Opposition leaders have been quick to criticise Salmond's climbdown. Labour leader Iain Gray claimed that "Alex Salmond's bill has turned into a white flag rather than a flagship policy", while the Tories' Annabel Goldie accused the SNP leader of "abus[ing] public cash to run a four-year-long party political campaign". Jeremy Purvis, the Liberal Democrats' finance spokesperson, observed that "the SNP have dumped every major promise that they made in 2007 by jettisoning the referendum...[and] should be utterly ashamed of wasting millions of taxpayers money during a recession on a pointless 'national conversation' and preparation for a scrapped referendum."

Mr Purvis's comments have been echoed by the Taxpayer's Alliance. The cost of the referendum is likely to be around £9.5million.

There has been much criticism in the media of Salmond's inability to deliver the SNP's manifesto pledges. On one level, this demonstrates that even eleven years after the birth of the Scottish parliament the media struggle with the concept and reality of minority government. On another level, it highlights a very real SNP problem; being inflexible in the face of such reality. Salmond has steered his party into a corner from which it can neither retreat nor be rescued by means of trading or negotiation with other parties. There is no doubt that the SNP bill would have been defeated in parliament and this apparently populist tactic is a means of avoiding such a devastating defeat. Salmond is simply trying to keep the referendum alive, because he realises that without it the SNP lack any distinctive policy or ideas.

Salmond, it seems, has little to offer other than an expensive referendum and anti-Establishment rhetoric. Perhaps it is time for him to join Solidarity.

A spokesperson for the Scottish Liberal Democrats read: "We welcome the SNP fighting next year's election solely on the grounds of independence. Alex Salmond has said that he is now going to do this and this is very welcome territory for us." It's very hard to disagree. For once, the SNP's tactics have played into the hands of its opposition.

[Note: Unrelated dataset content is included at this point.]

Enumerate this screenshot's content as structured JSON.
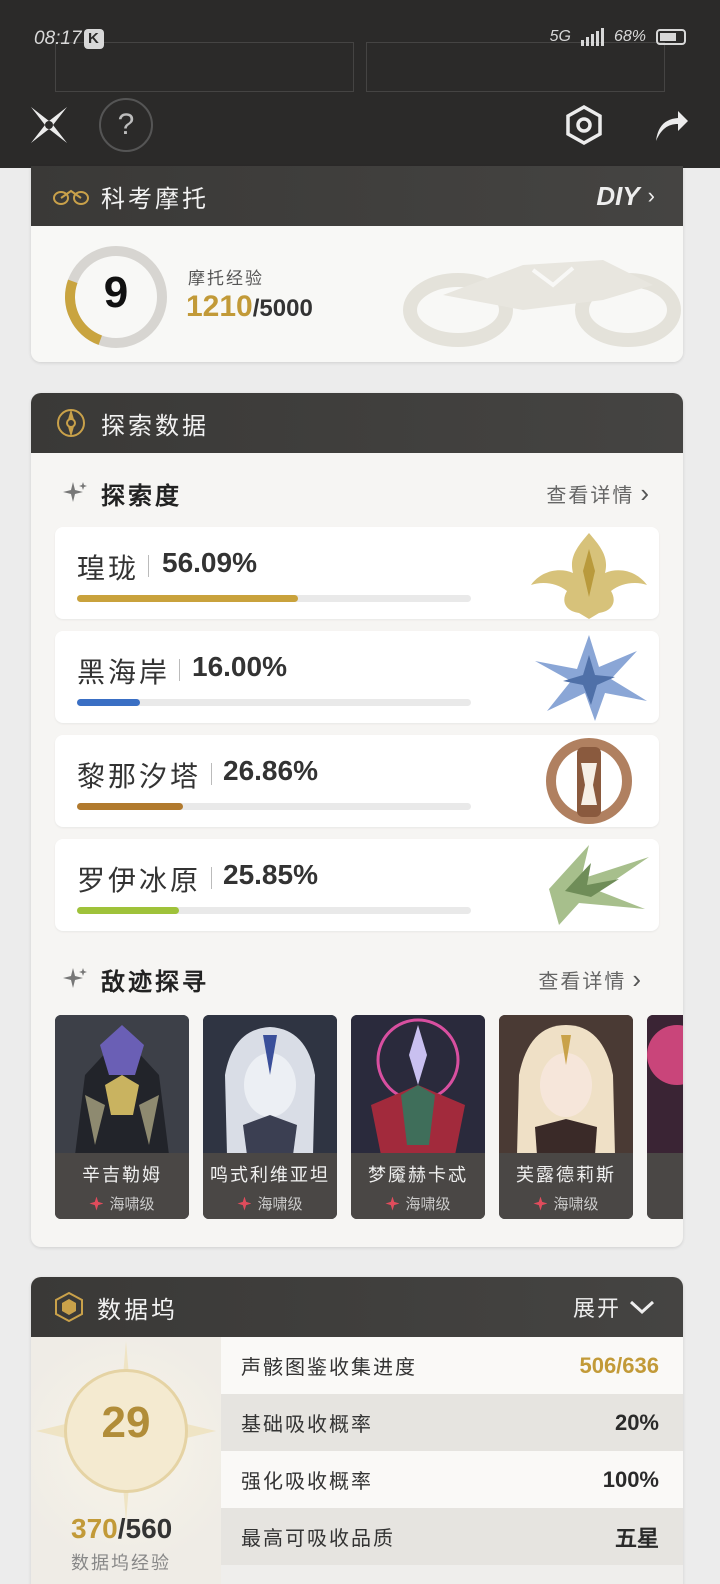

The Scottish electorate will have the opportunity next may to rid Scotland of this turbulent false prophet, or at least expel him and his party to the opposition benches. I am abosultely confident they will take this opportunity, as Alex Salmond seems particularly determined to evidence his lack of leadership, inability to compromise and willingness to ignore the crucial issues in favour of his inexplicable obsession with independence.